Fences and Decks

Wood fencing is a popular and cheaper alternative to hard walls. They may not last so long but can be built in a range of attractive styles. They will not be an effective noise barrier though and, if the wood is a cheap variety, it may need a lot of maintenance. Different timber is available in different areas although all timber will need to be treated with a wood preservative to prevent the wood rotting. Remember though that plants do not like fresh timber preservative and will die through contact with it. It sometimes takes up to a year before climbers can grow on treated wood. Do not use timber with bark on it, for as it decays it provides a trap for moisture and insects.

 

Close Board Fencing

This style is the nearest one can get to a wall, it is solid face of timber usually used on boundaries. The solid face is on the outside, so it is not climbable, with the posts and the rails on the inside. An easily replaceable gravel board is handy for running across the base as it blocks holes in the bottom, should rotting occur, and prevents animals getting through. A capping board along the top protects the boards from exposure to rain.

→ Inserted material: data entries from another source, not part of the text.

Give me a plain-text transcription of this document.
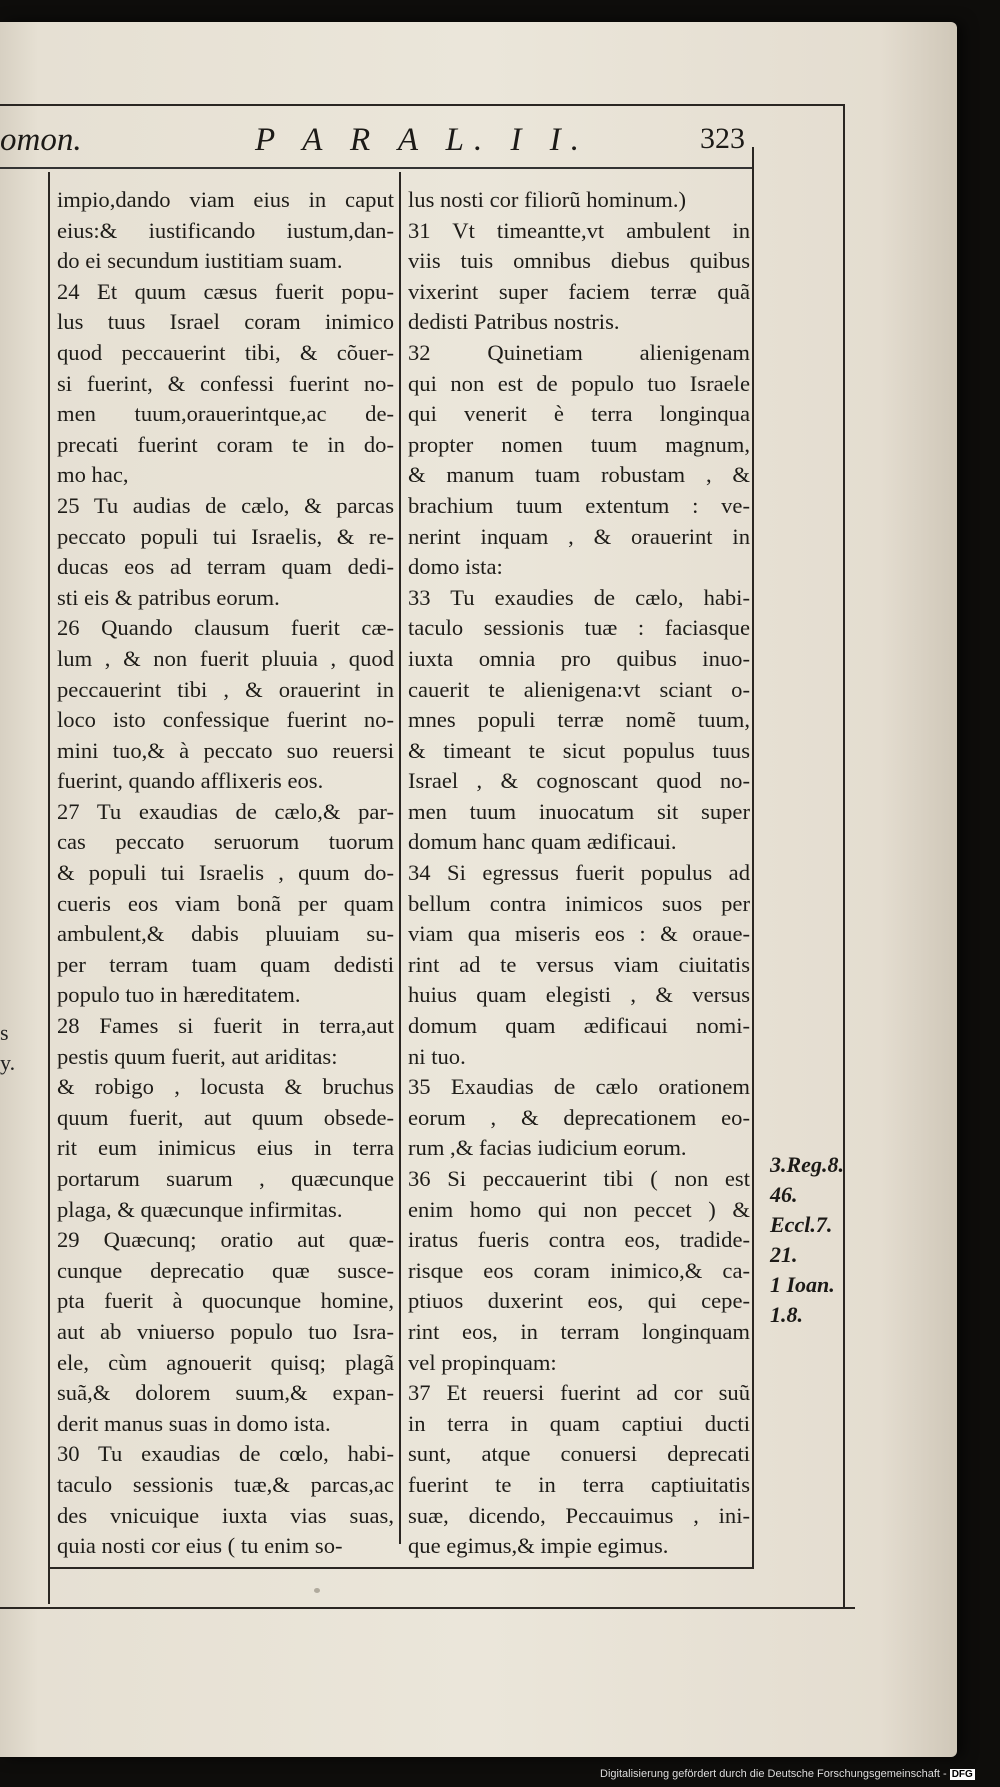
omon.	P A R A L. I I.	323
impio,dando viam eius in caput
eius:& iustificando iustum,dan-
do ei secundum iustitiam suam.
24 Et quum cæsus fuerit popu-
lus tuus Israel coram inimico
quod peccauerint tibi, & cõuer-
si fuerint, & confessi fuerint no-
men tuum,orauerintque,ac de-
precati fuerint coram te in do-
mo hac,
25 Tu audias de cælo, & parcas
peccato populi tui Israelis, & re-
ducas eos ad terram quam dedi-
sti eis & patribus eorum.
26 Quando clausum fuerit cæ-
lum , & non fuerit pluuia , quod
peccauerint tibi , & orauerint in
loco isto confessique fuerint no-
mini tuo,& à peccato suo reuersi
fuerint, quando afflixeris eos.
27 Tu exaudias de cælo,& par-
cas peccato seruorum tuorum
& populi tui Israelis , quum do-
cueris eos viam bonã per quam
ambulent,& dabis pluuiam su-
per terram tuam quam dedisti
populo tuo in hæreditatem.
28 Fames si fuerit in terra,aut
pestis quum fuerit, aut ariditas:
& robigo , locusta & bruchus
quum fuerit, aut quum obsede-
rit eum inimicus eius in terra
portarum suarum , quæcunque
plaga, & quæcunque infirmitas.
29 Quæcunq; oratio aut quæ-
cunque deprecatio quæ susce-
pta fuerit à quocunque homine,
aut ab vniuerso populo tuo Isra-
ele, cùm agnouerit quisq; plagã
suã,& dolorem suum,& expan-
derit manus suas in domo ista.
30 Tu exaudias de cœlo, habi-
taculo sessionis tuæ,& parcas,ac
des vnicuique iuxta vias suas,
quia nosti cor eius ( tu enim so-
lus nosti cor filiorũ hominum.)
31 Vt timeantte,vt ambulent in
viis tuis omnibus diebus quibus
vixerint super faciem terræ quã
dedisti Patribus nostris.
32 Quinetiam alienigenam
qui non est de populo tuo Israele
qui venerit è terra longinqua
propter nomen tuum magnum,
& manum tuam robustam , &
brachium tuum extentum : ve-
nerint inquam , & orauerint in
domo ista:
33 Tu exaudies de cælo, habi-
taculo sessionis tuæ : faciasque
iuxta omnia pro quibus inuo-
cauerit te alienigena:vt sciant o-
mnes populi terræ nomẽ tuum,
& timeant te sicut populus tuus
Israel , & cognoscant quod no-
men tuum inuocatum sit super
domum hanc quam ædificaui.
34 Si egressus fuerit populus ad
bellum contra inimicos suos per
viam qua miseris eos : & oraue-
rint ad te versus viam ciuitatis
huius quam elegisti , & versus
domum quam ædificaui nomi-
ni tuo.
35 Exaudias de cælo orationem
eorum , & deprecationem eo-
rum ,& facias iudicium eorum.
36 Si peccauerint tibi ( non est
enim homo qui non peccet ) &
iratus fueris contra eos, tradide-
risque eos coram inimico,& ca-
ptiuos duxerint eos, qui cepe-
rint eos, in terram longinquam
vel propinquam:
37 Et reuersi fuerint ad cor suũ
in terra in quam captiui ducti
sunt, atque conuersi deprecati
fuerint te in terra captiuitatis
suæ, dicendo, Peccauimus , ini-
que egimus,& impie egimus.
3.Reg.8.
46.
Eccl.7.
21.
1 Ioan.
1.8.
s
y.
Digitalisierung gefördert durch die Deutsche Forschungsgemeinschaft - DFG
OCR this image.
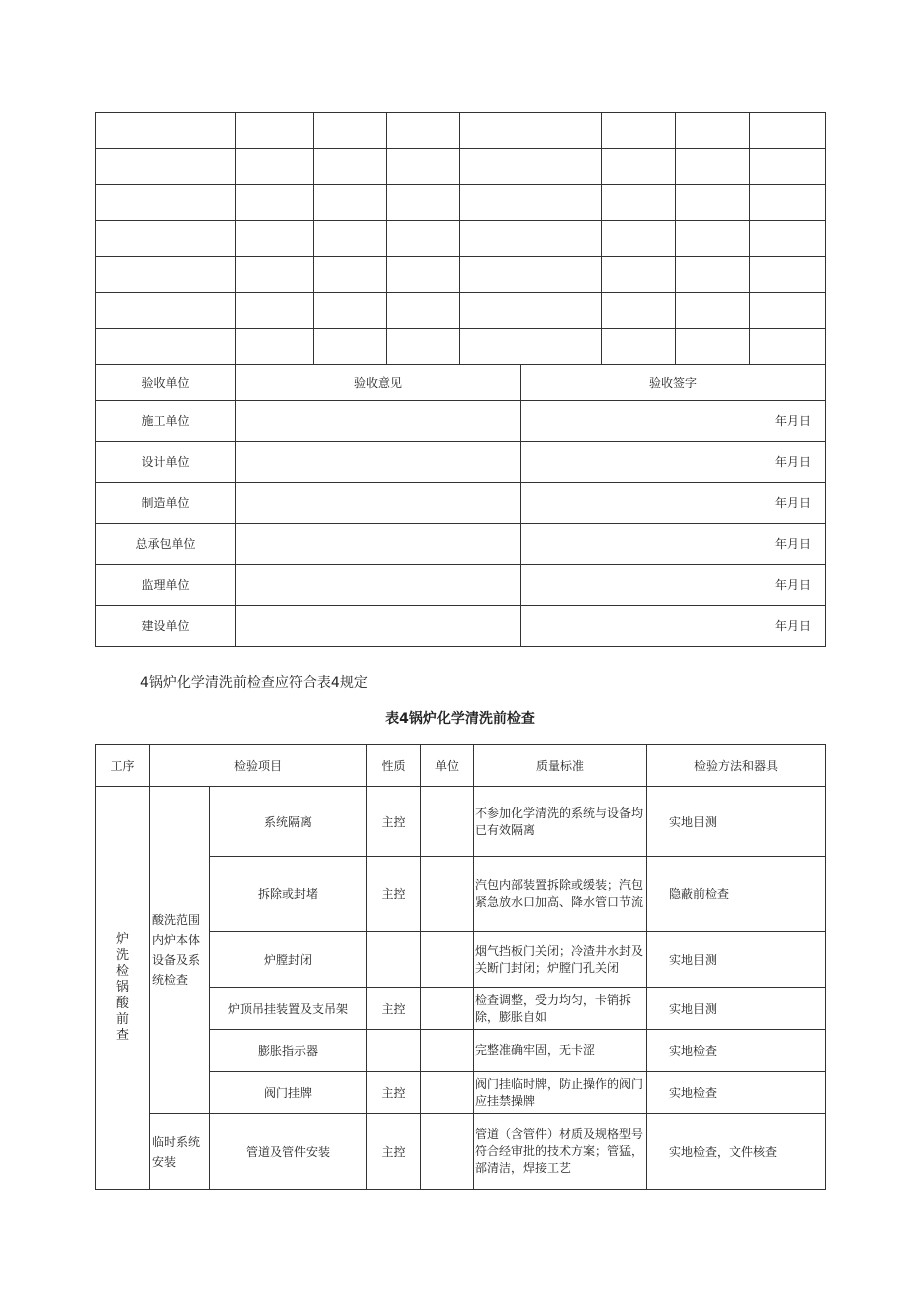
验收单位	验收意见				验收签字			
施工单位					年月日			
设计单位					年月日			
制造单位					年月日			
总承包单位					年月日			
监理单位					年月日			
建设单位					年月日			
4锅炉化学清洗前检查应符合表4规定
表4锅炉化学清洗前检查
工序	检验项目		性质	单位	质量标准	检验方法和器具

炉洗检锅酸前查	酸洗范围内炉本体设备及系统检查	系统隔离	主控		不参加化学清洗的系统与设备均已有效隔离	实地目测
		拆除或封堵	主控		汽包内部装置拆除或缓装；汽包紧急放水口加高、降水管口节流	隐蔽前检查
		炉膛封闭			烟气挡板门关闭；冷渣井水封及关断门封闭；炉膛门孔关闭	实地目测
		炉顶吊挂装置及支吊架	主控		检查调整，受力均匀，卡销拆除，膨胀自如	实地目测
		膨胀指示器			完整准确牢固，无卡涩	实地检查
		阀门挂牌	主控		阀门挂临时牌，防止操作的阀门应挂禁操牌	实地检查
	临时系统安装	管道及管件安装	主控		管道（含管件）材质及规格型号符合经审批的技术方案；管猛，部清洁，焊接工艺	实地检查，文件核查
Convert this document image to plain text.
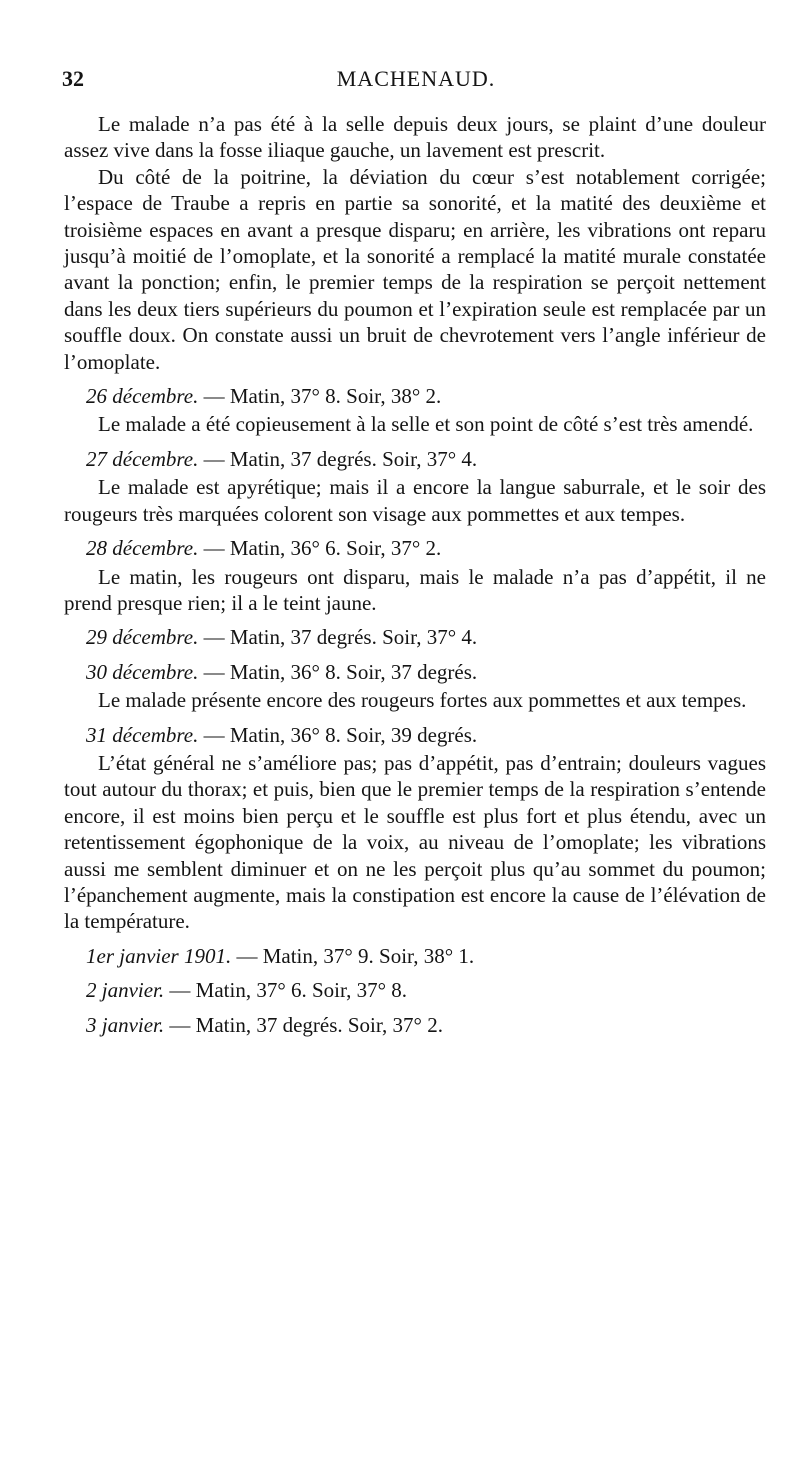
32	MACHENAUD.

Le malade n’a pas été à la selle depuis deux jours, se plaint d’une douleur assez vive dans la fosse iliaque gauche, un lavement est prescrit.

Du côté de la poitrine, la déviation du cœur s’est notablement corrigée; l’espace de Traube a repris en partie sa sonorité, et la matité des deuxième et troisième espaces en avant a presque disparu; en arrière, les vibrations ont reparu jusqu’à moitié de l’omoplate, et la sonorité a remplacé la matité murale constatée avant la ponction; enfin, le premier temps de la respiration se perçoit nettement dans les deux tiers supérieurs du poumon et l’expiration seule est remplacée par un souffle doux. On constate aussi un bruit de chevrotement vers l’angle inférieur de l’omoplate.

26 décembre. — Matin, 37° 8. Soir, 38° 2.

Le malade a été copieusement à la selle et son point de côté s’est très amendé.

27 décembre. — Matin, 37 degrés. Soir, 37° 4.

Le malade est apyrétique; mais il a encore la langue saburrale, et le soir des rougeurs très marquées colorent son visage aux pommettes et aux tempes.

28 décembre. — Matin, 36° 6. Soir, 37° 2.

Le matin, les rougeurs ont disparu, mais le malade n’a pas d’appétit, il ne prend presque rien; il a le teint jaune.

29 décembre. — Matin, 37 degrés. Soir, 37° 4.

30 décembre. — Matin, 36° 8. Soir, 37 degrés.

Le malade présente encore des rougeurs fortes aux pommettes et aux tempes.

31 décembre. — Matin, 36° 8. Soir, 39 degrés.

L’état général ne s’améliore pas; pas d’appétit, pas d’entrain; douleurs vagues tout autour du thorax; et puis, bien que le premier temps de la respiration s’entende encore, il est moins bien perçu et le souffle est plus fort et plus étendu, avec un retentissement égophonique de la voix, au niveau de l’omoplate; les vibrations aussi me semblent diminuer et on ne les perçoit plus qu’au sommet du poumon; l’épanchement augmente, mais la constipation est encore la cause de l’élévation de la température.

1er janvier 1901. — Matin, 37° 9. Soir, 38° 1.

2 janvier. — Matin, 37° 6. Soir, 37° 8.

3 janvier. — Matin, 37 degrés. Soir, 37° 2.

Fence posts depend on the height of the fence ‑ a 6 ft post is often used and should be set into the ground by about 550 mm. The post can be firmed by setting it in concrete.

 

WOODEN DECKS

A wooden deck is a raised area, generally used for outdoor living. Its purpose is essentially the same as a patio (which is not raised). The deck has the advantage that water can drain through the surface of a deck (with timber slats ‑ and gaps between). As such, drainage must be considered more carefully when constructing a patio.

Considerations when building a deck:

  • Being a higher level than the surrounds, it is very much a "separate" area (ie. A lawn and patio can merge or join together so that people can spill onto the lawn when you are entertaining on a patio. This is not as straightforward with a deck, because the deck is a  "step up" from anything around it). The deck needs to be big enough for the maximum number of people who will use it.
  • A rail or bench is necessary for safety (particularly if the deck is high).
  • The deck is only as good as its supports. A deck might be built on beams extending from the floor joists of a house. If this is the case, the provision for support has almost certainly been calculated properly by the house builder (tis should be double checked though). Alternatively, you will need to support the deck on stumps (ie. posts). Concrete stumps (as are used in house construction) are generally best, though durable timber posts (which will resist decay) can also be used.
  • Being exposed to the weather, any timber used must be durable and resistant to shrinkage or buckling.